Les Phéniciens, peuple toujours actif & vigilant, se livrèrent au travail des manufactures, & les colonies qu’ils établirent dans presque toutes les parties du monde, alors connues, y portèrent le fruit de leurs observations & de leur industrie. Les champs de l’Arcadie étoient déjà couverts, mille ans avant l’Ère-Chrétienne, d’un nombre prodigieux de troupeaux : la laine y étoit tellement estimée, de même que dans l’Afrique, qu’il n’étoit permis d’égorger que les vieilles brebis, & après les avoir tondues. Les Phéniciens transportèrent leurs manufactures dans l’isle de Malthe, où, suivant Diodore de Sicile, on fabriquoit des étoffes de laine fine, vingt-un ans avant Jésus-Christ. On peut raisonnablement penser que les Espagnols & les Portuguais doivent aux Phéniciens l’art de préparer les laines.

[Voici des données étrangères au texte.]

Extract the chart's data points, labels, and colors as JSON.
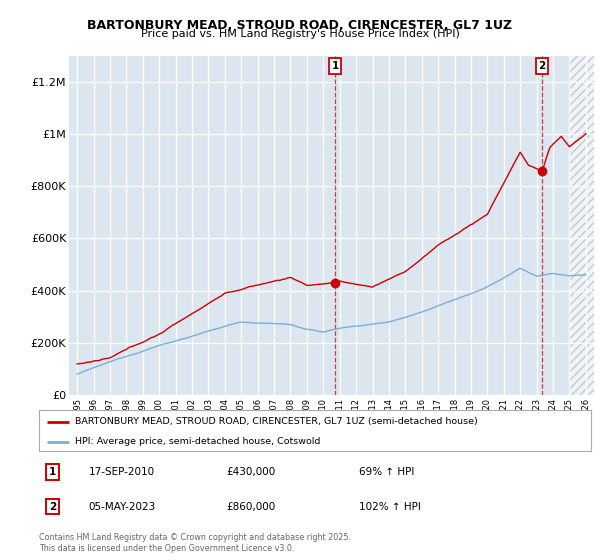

Rome eut à peine élevé ses murs, & nommé ses rois, que ses premiers soins se tournèrent du côté des bergeries ; & les troupeaux y furent en si grande considération, qu’on expioit le crime d’homicide par l’amende d’un bélier. Peuple féroce, la vie d’un citoyen n’étoit pas plus prisée chez vous que celle d’un animal !

Columelle, contemporain de l’empereur Claude, avoit en grande recommandation les brebis ; aussi il reproche sans cesse aux dames Romaines, énervées par la molesse asiatique, introduite dans Rome, de ne plus donner aucun soin aux bêtes à laine, & d’avoir perdu de vue l’exemple que Tanaquil, épouse de Lucius Tarquinus Priscus, leur avoit donné, en filant & lissant elle-même la laine pour l’habit royal de Servilus Tullius. Ces habits furent déposés après sa mort dans le temple de la Fortune, & son fuseau dans celui de Sancus. Les Romains ordonnèrent en son honneur, qu’une fiancée se présenteroit, avec son fuseau à la main, devant celui qu’elle devoit épouser, & qu’elle orneroit de festons de laine la porte de la maison de son futur.

Columelle dont on vient de parler, & natif de Cadix, est peut-être le premier qui se soit imaginé de croiser les races : la nation Espagnole lui doit ses belles laines. Ce grand homme, frappé de la blancheur & de l’éclat de quelques moutons sauvages, amenés d’Afrique à Cadix pour les spectacles, apperçut qu’il étoit possible d’apprivoiser ces animaux, & d’en établir la race dans sa partie. Il exécuta son projet, & accoupla des béliers africains avec des brebis espagnoles. Les moutons qu’il obtint avoient le moelleux & le délicat de la toison de leur mère, l’éclat & la blancheur de la laine de leur père.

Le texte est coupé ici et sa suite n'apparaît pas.